Un siècle d’attente avant qu’une autre génération ne termine le travail
Après l’abandon du chantier, le puits de Sangatte ne disparaît pas totalement du paysage. Il reste ouvert pendant de longues décennies, simplement entouré d’un mur pour en limiter l’accès. Ce n’est qu’au début du XXIe siècle qu’il sera finalement comblé et obturé par une dalle de béton, toujours visible aujourd’hui pour les curieux qui se promènent sur cette portion du littoral. Un vestige discret, presque anonyme, mais qui témoigne d’une aventure industrielle et géopolitique hors du commun.
Il faudra attendre 111 années supplémentaires pour que le rêve initial devienne enfin réalité. Le 6 mai 1994, la France et le Royaume-Uni inaugurent officiellement le tunnel sous la Manche que l’on connaît aujourd’hui, reliant enfin les deux rives par le rail. Un siècle après l’abandon du premier chantier, la technologie moderne et un contexte politique bien différent auront finalement permis d’achever ce que les ingénieurs de 1883 avaient commencé avec tant d’ambition.
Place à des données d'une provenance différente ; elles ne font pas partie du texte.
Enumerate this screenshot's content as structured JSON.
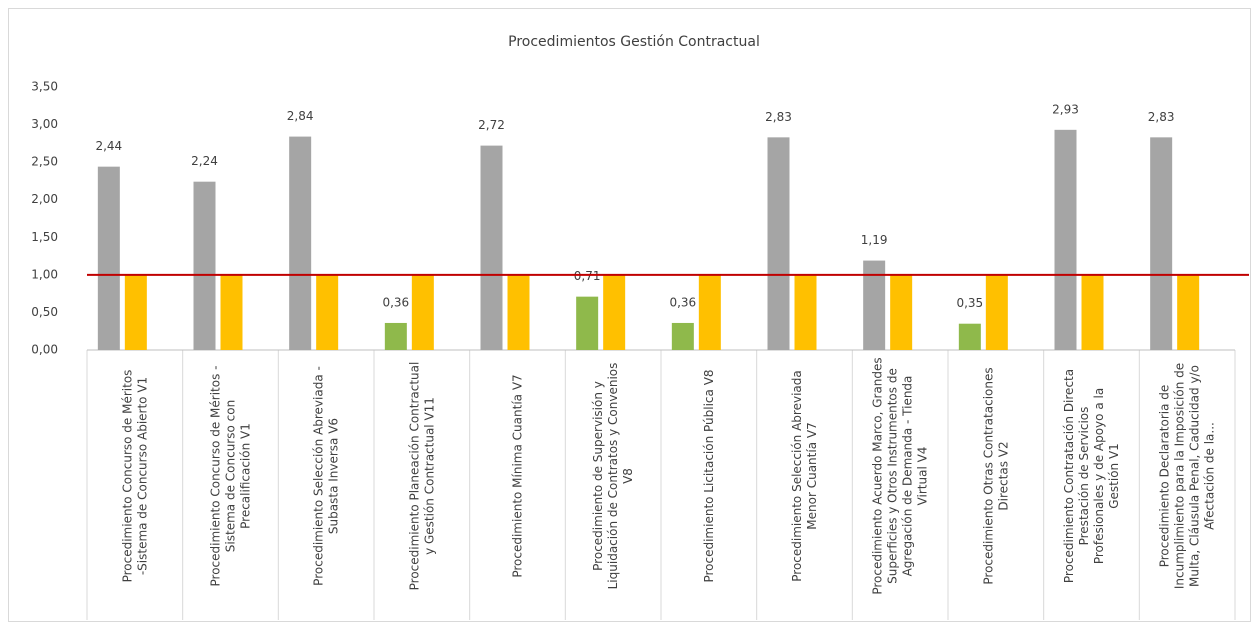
{
  "chart_data": {
    "type": "bar",
    "title": "Procedimientos Gestión Contractual",
    "categories": [
      "Procedimiento Concurso de Méritos -Sistema de Concurso Abierto V1",
      "Procedimiento Concurso de Méritos - Sistema de Concurso con Precalificación V1",
      "Procedimiento Selección Abreviada - Subasta Inversa V6",
      "Procedimiento Planeación Contractual y Gestión Contractual V11",
      "Procedimiento Mínima Cuantía V7",
      "Procedimiento de Supervisión y Liquidación de Contratos y Convenios V8",
      "Procedimiento Licitación Pública V8",
      "Procedimiento Selección Abreviada Menor Cuantía V7",
      "Procedimiento Acuerdo Marco, Grandes Superficies y Otros Instrumentos de Agregación de Demanda - Tienda Virtual V4",
      "Procedimiento Otras Contrataciones Directas V2",
      "Procedimiento Contratación Directa Prestación de Servicios Profesionales y de Apoyo a la Gestión V1",
      "Procedimiento Declaratoria de Incumplimiento para la Imposición de Multa, Cláusula Penal, Caducidad y/o Afectación de la..."
    ],
    "series": [
      {
        "colors": [
          "#a5a5a5",
          "#a5a5a5",
          "#a5a5a5",
          "#8fb94b",
          "#a5a5a5",
          "#8fb94b",
          "#8fb94b",
          "#a5a5a5",
          "#a5a5a5",
          "#8fb94b",
          "#a5a5a5",
          "#a5a5a5"
        ],
        "values": [
          2.44,
          2.24,
          2.84,
          0.36,
          2.72,
          0.71,
          0.36,
          2.83,
          1.19,
          0.35,
          2.93,
          2.83
        ],
        "value_labels": [
          "2,44",
          "2,24",
          "2,84",
          "0,36",
          "2,72",
          "0,71",
          "0,36",
          "2,83",
          "1,19",
          "0,35",
          "2,93",
          "2,83"
        ]
      },
      {
        "color": "#ffc000",
        "values": [
          1,
          1,
          1,
          1,
          1,
          1,
          1,
          1,
          1,
          1,
          1,
          1
        ]
      }
    ],
    "reference_line": {
      "value": 1,
      "color": "#c00000"
    },
    "ylim": [
      0,
      3.5
    ],
    "yticks": [
      {
        "value": 0,
        "label": "0,00"
      },
      {
        "value": 0.5,
        "label": "0,50"
      },
      {
        "value": 1,
        "label": "1,00"
      },
      {
        "value": 1.5,
        "label": "1,50"
      },
      {
        "value": 2,
        "label": "2,00"
      },
      {
        "value": 2.5,
        "label": "2,50"
      },
      {
        "value": 3,
        "label": "3,00"
      },
      {
        "value": 3.5,
        "label": "3,50"
      }
    ]
  }
}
Cette histoire rappelle à quel point les grandes réalisations techniques ne dépendent pas uniquement de la science et de l’ingénierie, mais aussi des contextes politiques et des peurs collectives d’une époque. Le tunnel de Sangatte, abandonné pour des raisons stratégiques plutôt que technologiques, illustre parfaitement cette tension entre progrès et méfiance. Alors, la prochaine fois que vous traverserez la Manche en quelques dizaines de minutes sous la mer, peut-être penserez-vous à ces ouvriers du XIXe siècle qui, sans le savoir, avaient déjà posé les premières pierres de cette aventure.